By Alexander Smith
The chances of finding Flight 370’s black box recorder will drop dramatically if it is not found before its batteries run out – and that could be as early as next week, according to experts.
The flight data recorder – named “black box recorder” despite being painted orange – could have as little as one week’s battery life left before it stops emitting signals that can be detected by equipment dragged by ships on the surface.
If this technology fails to find the device, rescuers will be forced to begin the even more laborious task of scanning the sea floor to look for man-made shapes, a process every bit as daunting as it sounds.
“Let’s just say that it would be very, very, difficult if it comes to that,” said Bruce Rodger, an aviation expert at the Los Angeles-based firm Aero Consulting Experts.
“It would be a monumental task.

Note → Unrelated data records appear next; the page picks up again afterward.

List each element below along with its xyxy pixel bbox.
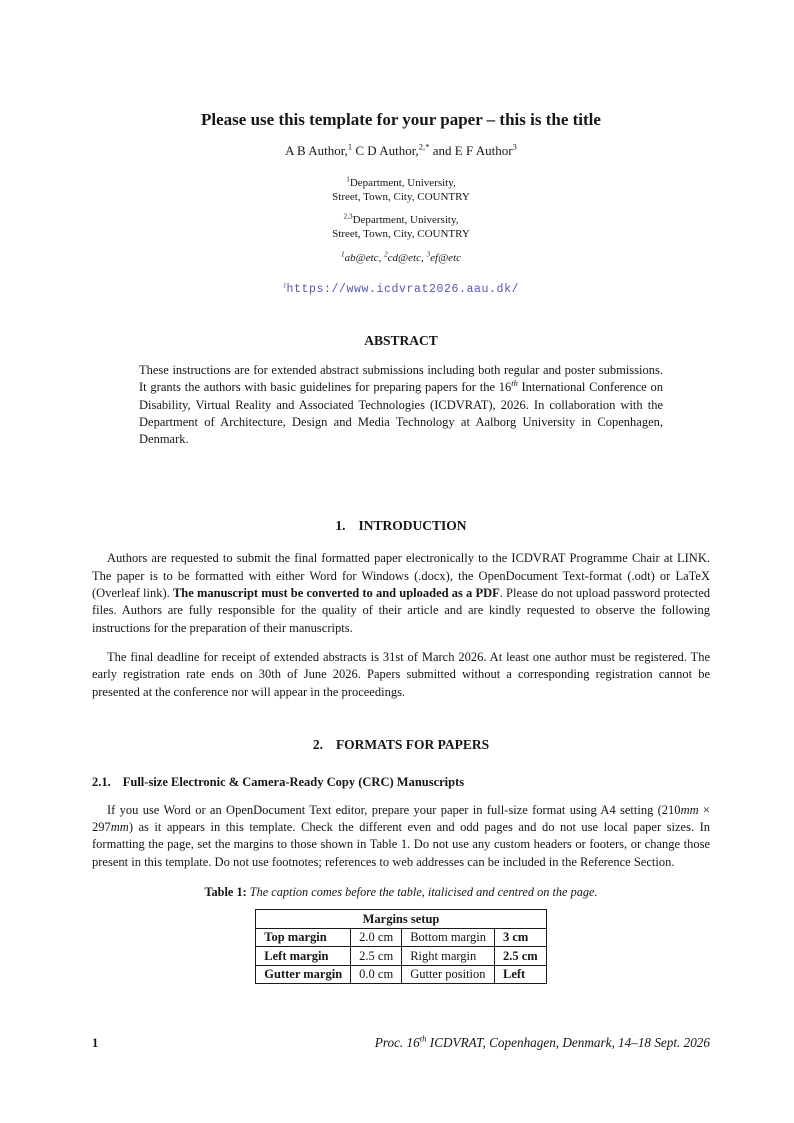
abstract-heading: ABSTRACT [364,333,438,348]
section-2-title: FORMATS FOR PAPERS [335,736,490,752]
intro-paragraph-2: The final deadline for receipt of extended abstracts is 31st of March 2026. At least one author must be registered. The early registration rate ends on 30th of June 2026. Papers submitted without a corresponding registration cannot be presented at the conference nor will appear in the proceedings. [92,649,710,699]
affiliation-1-line-2: Street, Town, City, COUNTRY [332,191,470,203]
abstract-paragraph: These instructions are for extended abstract submissions including both regular and poster submissions. It grants the authors with basic guidelines for preparing papers for the 16th International Conference on Disability, Virtual Reality and Associated Technologies (ICDVRAT), 2026. In collaboration with the Department of Architecture, Design and Media Technology at Aalborg University in Copenhagen, Denmark. [139,363,663,447]
affiliation-2-marker: 2,3 [343,212,353,221]
subsection-2-1-title: Full-size Electronic & Camera-Ready Copy (CRC) Manuscripts [122,774,465,789]
cell-top-margin-value: 2.0 cm [351,928,402,947]
footer-ordinal-superscript: th [419,1033,427,1044]
cell-gutter-margin-label: Gutter margin [256,965,351,984]
section-1-heading [92,518,710,534]
ordinal-superscript: th [511,379,518,389]
cell-gutter-margin-value: 0.0 cm [351,965,402,984]
section-2-heading [92,737,710,753]
conference-url-line [92,283,710,296]
email-1: ab@etc, [344,252,385,264]
affiliation-2 [92,213,710,241]
cell-bottom-margin-label: Bottom margin [402,928,495,947]
cell-left-margin-value: 2.5 cm [351,947,402,966]
cell-bottom-margin-value: 3 cm [495,928,547,947]
subsection-2-1-number: 2.1. [92,774,111,789]
page-number: 1 [92,1036,99,1050]
section-1-number: 1. [335,518,346,534]
cell-left-margin-label: Left margin [256,947,351,966]
subsection-2-1-heading [92,775,710,790]
table-row [256,947,546,966]
affiliation-1-line-1: $^1$Department, University, [346,175,456,189]
conference-url-marker: 1 [282,281,287,290]
margins-table [255,909,546,984]
email-2-marker: 2 [384,250,388,259]
margins-table-header: Margins setup [256,910,546,929]
table-row [256,928,546,947]
author-line [92,143,710,159]
affiliation-1 [92,176,710,204]
page-footer [92,1035,710,1051]
affiliation-2-line-2: Street, Town, City, COUNTRY [332,228,470,240]
cell-top-margin-label: Top margin [256,928,351,947]
cell-right-margin-value: 2.5 cm [495,947,547,966]
margins-table-header-row [256,910,546,929]
affiliation-2-line-1: $^{2,3}$Department, University, [343,212,459,226]
table-1-caption-label: Table 1: [204,885,247,900]
email-1-marker: 1 [340,250,345,259]
author-2-affiliation-marker: 2,* [418,141,430,152]
section-1-title: INTRODUCTION [358,518,467,534]
cell-gutter-position-label: Gutter position [402,965,495,984]
table-1-caption [92,885,710,900]
formats-paragraph: If you use Word or an OpenDocument Text editor, prepare your paper in full-size format using A4 setting (210mm × 297mm) as it appears in this template. Check the different even and odd pages and do not use local paper sizes. In formatting the page, set the margins to those shown in Table 1. Do not use any custom headers or footers, or change those present in this template. Do not use footnotes; references to web addresses can be included in the Reference Section. [92,802,710,869]
author-1-affiliation-marker: 1 [347,141,353,152]
cell-right-margin-label: Right margin [402,947,495,966]
email-2: cd@etc, [387,252,427,264]
author-2: C D Author, [352,143,419,158]
table-1-caption-text: The caption comes before the table, italicised and centred on the page. [249,885,598,900]
email-3: ef@etc [430,252,462,264]
pdf-upload-requirement: The manuscript must be converted to and uploaded as a PDF [172,586,500,601]
intro-paragraph-1: Authors are requested to submit the final formatted paper electronically to the ICDVRAT Programme Chair at LINK. The paper is to be formatted with either Word for Windows (.docx), the OpenDocument Text-format (.odt) or LaTeX (Overleaf link). The manuscript must be converted to and uploaded as a PDF. Please do not upload password protected files. Authors are fully responsible for the quality of their article and are kindly requested to observe the following instructions for the preparation of their manuscripts. [92,551,710,635]
paper-title: Please use this template for your paper – this is the title [201,110,601,129]
author-emails [92,252,710,264]
footer-proceedings: Proc. 16th ICDVRAT, Copenhagen, Denmark, 14–18 Sept. 2026 [374,1033,710,1050]
author-1: A B Author, [285,143,348,158]
author-3-affiliation-marker: 3 [512,141,517,152]
table-row [256,965,546,984]
cell-gutter-position-value: Left [495,965,547,984]
author-3: and E F Author [429,143,513,158]
affiliation-1-marker: 1 [346,175,350,184]
page-content [92,0,710,984]
section-2-number: 2. [312,736,323,752]
email-3-marker: 3 [426,250,431,259]
conference-url-link[interactable]: https://www.icdvrat2026.aau.dk/ [286,283,520,296]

By far their best chance of finding the black box is while it is still sending out the pings.”
Black box recorders have a battery life of up to 30 days. Some experts say they can last for longer, but investigators know the point at which they will have to resort to plan B is fast approaching.
Specialist American equipment designed to listen for these pings arrived in Australia Wednesday and is due to reach the remote search area in the Indian Ocean by Friday.

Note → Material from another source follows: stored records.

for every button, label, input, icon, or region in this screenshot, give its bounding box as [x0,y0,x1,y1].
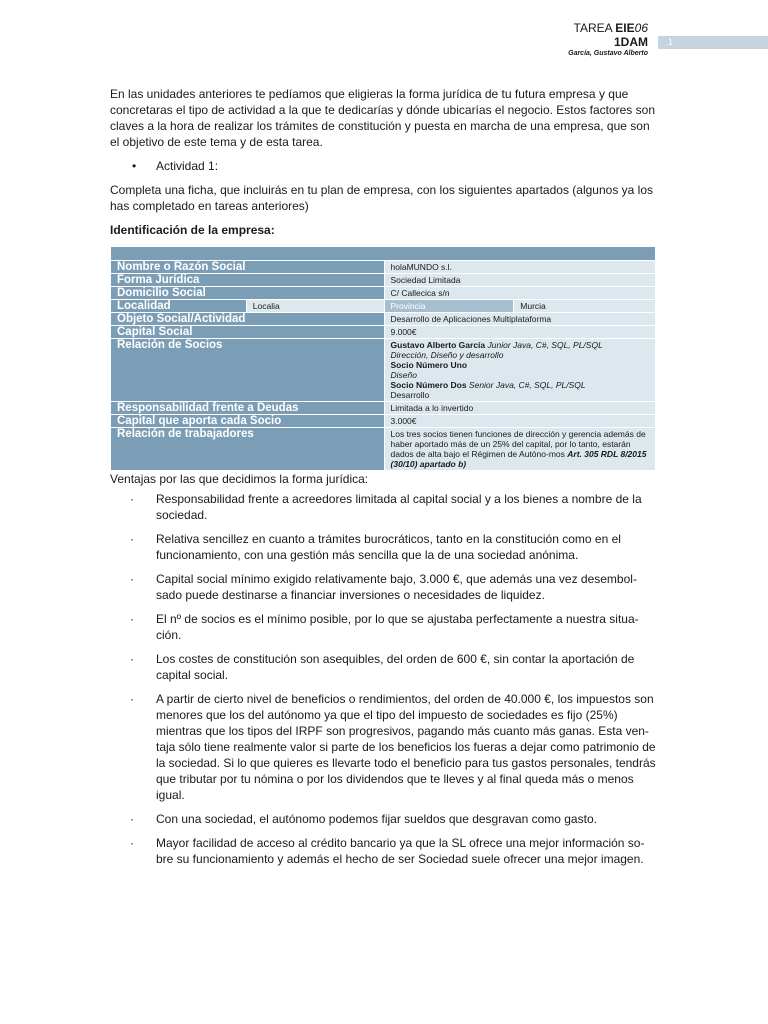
activity-heading [132,158,656,174]
intro-paragraph: En las unidades anteriores te pedíamos que eligieras la forma jurídica de tu futura empresa y que concretaras el tipo de actividad a la que te dedicarías y dónde ubicarías el negocio. Estos factores son claves a la hora de realizar los trámites de constitución y puesta en marcha de una empresa, que son el objetivo de este tema y de esta tarea. [110,87,655,149]
task-title: TAREA EIE06 [573,21,648,35]
table-row: Nombre o Razón Social holaMUNDO s.l. [111,261,656,274]
partner-entry: Socio Número Uno [390,360,468,370]
course-label: 1DAM [613,34,648,49]
activity-label: Actividad 1: [156,159,219,173]
list-item: · Los costes de constitución son asequibles, del orden de 600 €, sin contar la aportación de capital social. [130,652,635,682]
table-row: Objeto Social/Actividad Desarrollo de Aplicaciones Multiplataforma [111,313,656,326]
table-row: Responsabilidad frente a Deudas Limitada a lo invertido [111,402,656,415]
list-item: · El nº de socios es el mínimo posible, por lo que se ajustaba perfectamente a nuestra situa-ción. [130,612,639,642]
bullet-marker: • [132,159,137,173]
identification-title: Identificación de la empresa: [110,223,275,237]
table-row: Relación de trabajadores Los tres socios tienen funciones de dirección y gerencia además de haber aportado más de un 25% del capital, por lo tanto, estarán dados de alta bajo el Régimen de Autóno-mos Art. 305 RDL 8/2015 (30/10) apartado b) [111,428,656,471]
partner-entry: Socio Número Dos Senior Java, C#, SQL, PL/SQL [390,380,586,390]
list-item: · Relativa sencillez en cuanto a trámites burocráticos, tanto en la constitución como en el funcionamiento, con una gestión más sencilla que la de una sociedad anónima. [130,532,621,562]
author-name: García, Gustavo Alberto [568,49,648,57]
company-form-table [110,246,656,471]
page-number: 1 [658,36,768,49]
list-item: · Capital social mínimo exigido relativamente bajo, 3.000 €, que además una vez desembol-sado puede destinarse a financiar inversiones o necesidades de liquidez. [130,572,637,602]
table-row: Capital que aporta cada Socio 3.000€ [111,415,656,428]
table-header-bar [111,247,656,261]
document-body [110,86,656,875]
instructions-paragraph: Completa una ficha, que incluirás en tu plan de empresa, con los siguientes apartados (algunos ya los has completado en tareas anteriores) [110,183,653,213]
advantages-list [110,491,656,867]
partners-cell: Gustavo Alberto García Junior Java, C#, SQL, PL/SQL Dirección, Diseño y desarrollo Socio Número Uno Diseño Socio Número Dos Senior Java, C#, SQL, PL/SQL Desarrollo [384,339,655,402]
table-row: Relación de Socios Gustavo Alberto García Junior Java, C#, SQL, PL/SQL Dirección, Diseño y desarrollo Socio Número Uno Diseño Socio Número Dos Senior Java, C#, SQL, PL/SQL Desarrollo [111,339,656,402]
list-item: · Mayor facilidad de acceso al crédito bancario ya que la SL ofrece una mejor información so-bre su funcionamiento y además el hecho de ser Sociedad suele ofrecer una mejor imagen. [130,836,645,866]
header-divider [608,36,659,49]
list-item: · Responsabilidad frente a acreedores limitada al capital social y a los bienes a nombre de la sociedad. [130,492,642,522]
table-row: Localidad Localia Provincia Murcia [111,300,656,313]
list-item: · A partir de cierto nivel de beneficios o rendimientos, del orden de 40.000 €, los impuestos son menores que los del autónomo ya que el tipo del impuesto de sociedades es fijo (25%) mientras que los tipos del IRPF son progresivos, pagando más cuanto más ganas. Esta ven-taja sólo tiene realmente valor si parte de los beneficios los fueras a dejar como patrimonio de la sociedad. Si lo que quieres es llevarte todo el beneficio para tus gastos personales, tendrás que tributar por tu nómina o por los dividendos que te lleves y al final queda más o menos igual. [130,692,656,802]
partner-entry: Gustavo Alberto García Junior Java, C#, SQL, PL/SQL [390,340,603,350]
table-row: Forma Jurídica Sociedad Limitada [111,274,656,287]
advantages-title: Ventajas por las que decidimos la forma jurídica: [110,472,369,486]
table-row: Capital Social 9.000€ [111,326,656,339]
list-item: · Con una sociedad, el autónomo podemos fijar sueldos que desgravan como gasto. [130,812,597,826]
table-row: Domicilio Social C/ Callecica s/n [111,287,656,300]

After the pings stop transmitting, the only way to find the black box would be by using sonar equipment to build a map of the sea floor. This would then be analyzed for any sign of man-made objects.
To give an idea of how painstaking this task is, the same technique was used to find the black box of Air France Flight 447, which crashed in the Atlantic Ocean en route from Brazil to Paris in 2009.

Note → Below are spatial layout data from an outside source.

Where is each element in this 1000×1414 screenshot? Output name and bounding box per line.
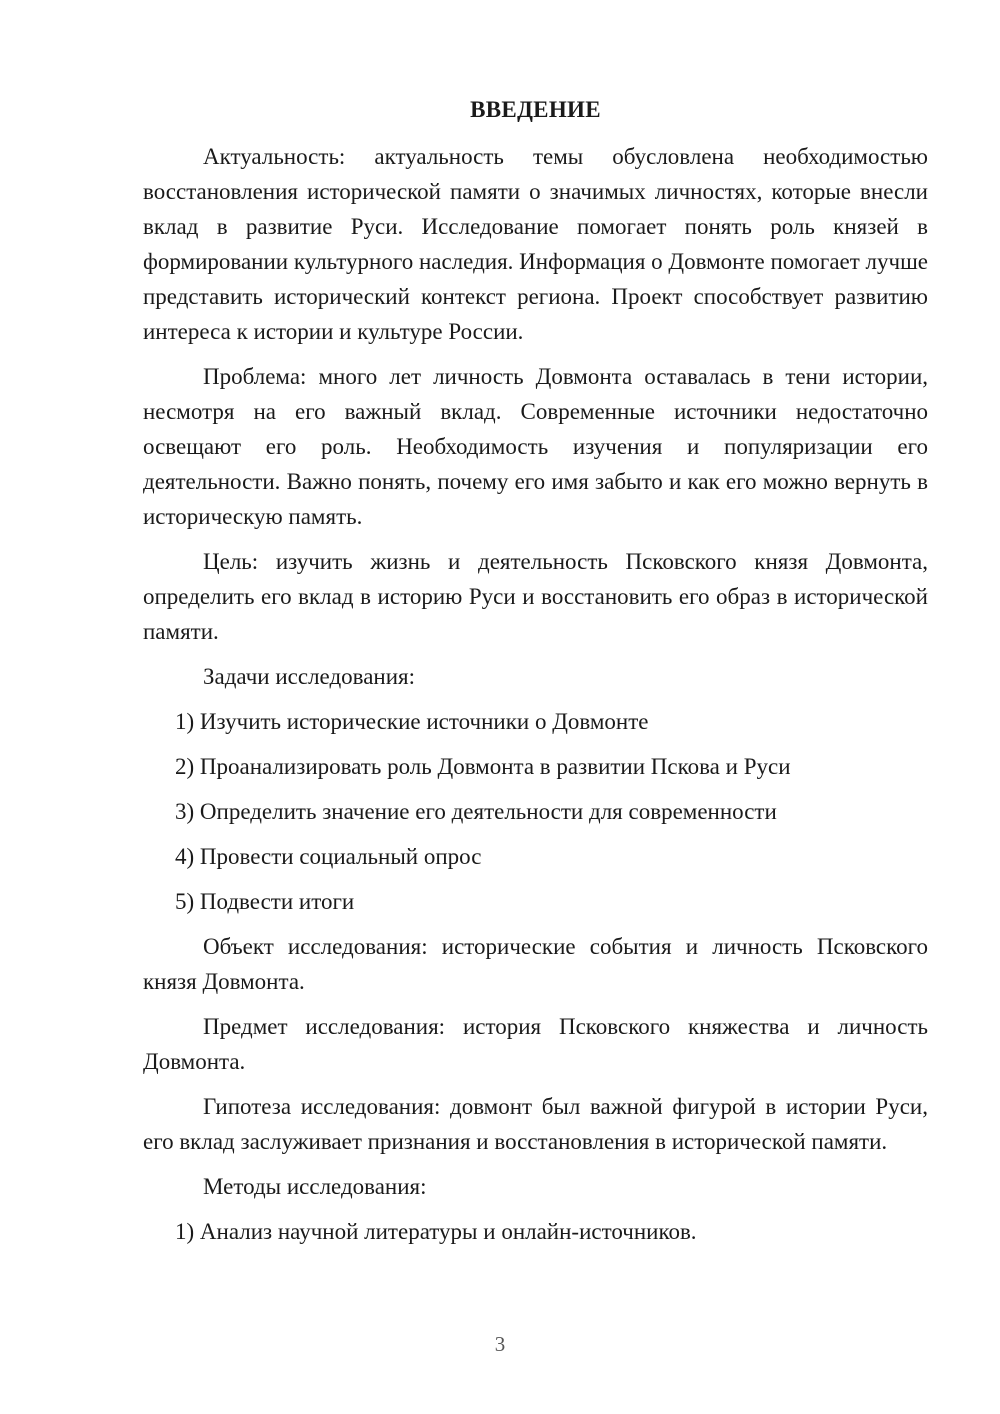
list-item: 3) Определить значение его деятельности для современности (175, 799, 777, 824)
document-title: ВВЕДЕНИЕ (470, 97, 601, 122)
list-item: 5) Подвести итоги (175, 889, 355, 914)
subject-paragraph: Предмет исследования: история Псковского княжества и личность Довмонта. (143, 1014, 928, 1074)
list-item: 1) Изучить исторические источники о Довмонте (175, 709, 649, 734)
hypothesis-paragraph: Гипотеза исследования: довмонт был важной фигурой в истории Руси, его вклад заслуживает признания и восстановления в исторической памяти. (143, 1094, 928, 1154)
list-item: 1) Анализ научной литературы и онлайн-источников. (175, 1219, 697, 1244)
object-paragraph: Объект исследования: исторические события и личность Псковского князя Довмонта. (143, 934, 928, 994)
methods-heading: Методы исследования: (203, 1174, 427, 1199)
goal-paragraph: Цель: изучить жизнь и деятельность Псковского князя Довмонта, определить его вклад в историю Руси и восстановить его образ в исторической памяти. (143, 549, 928, 644)
list-item: 2) Проанализировать роль Довмонта в развитии Пскова и Руси (175, 754, 791, 779)
document-page (143, 92, 928, 1249)
list-item: 4) Провести социальный опрос (175, 844, 482, 869)
methods-list (143, 1214, 928, 1249)
tasks-list (143, 704, 928, 919)
tasks-heading: Задачи исследования: (203, 664, 416, 689)
relevance-paragraph: Актуальность: актуальность темы обусловлена необходимостью восстановления исторической памяти о значимых личностях, которые внесли вклад в развитие Руси. Исследование помогает понять роль князей в формировании культурного наследия. Информация о Довмонте помогает лучше представить исторический контекст региона. Проект способствует развитию интереса к истории и культуре России. (143, 144, 928, 344)
problem-paragraph: Проблема: много лет личность Довмонта оставалась в тени истории, несмотря на его важный вклад. Современные источники недостаточно освещают его роль. Необходимость изучения и популяризации его деятельности. Важно понять, почему его имя забыто и как его можно вернуть в историческую память. (143, 364, 928, 529)
page-number: 3 (494, 1332, 506, 1356)
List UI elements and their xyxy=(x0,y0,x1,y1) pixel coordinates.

Investigators knew far more about that flight than they do about the Malaysia Airlines 777: They found confirmed wreckage within two days of the plane going down, and the crash site was on the aircraft’s flight path, rather than thousands of miles off course.
But even so, they failed to find the black box until almost two years later and the operation cost around $40 million.
“In the Air France flight they used a sonar array towed by ships going back and forth, building a map of the sea floor,” Rodger said. “It’s kind of like mowing a really large lawn.”
The hunt for Flight 370 threatens to eclipse even this epic salvage mission.
Geoffrey Thomas, publisher of Airlineratings.com, told The Associated Press that this search is “the most complex, the most difficult in aviation history.”
“The weather in this part of the world is far more difficult than that experienced in the search for [Air France] 447,” he said.
And it is not just the weather – the search for Flight 370 contains far more variable unknowns.
“This is a much bigger area to start with. Then, we don’t know the airspeed, the trajectory it hit the water, whether it glided after running out of fuel, and that’s before we consider wind drift or ocean currents,” he said.
Furthermore, if the jet impacted at high speed it could have broken “into a thousand pieces,” Rodger added, citing a the example of Swissair Flight 111 that crashed after a fire off Nova Scotia in 1998.
The New York-to-Geneva flight struck the ocean at an estimated 355 mph and with a force of 350g, far more than any human has ever survived. This caused the aircraft to completely disintegrate on impact, with most of the pieces immediately sinking to the bottom.
In this case, however, a Canadian submarine found the black box’s locator pings within two weeks because the jet crashed in far shallower water, a depth of about 180 feet according to a report by the Transport Safety Board of Canada.
The Associated Press contributed to this report.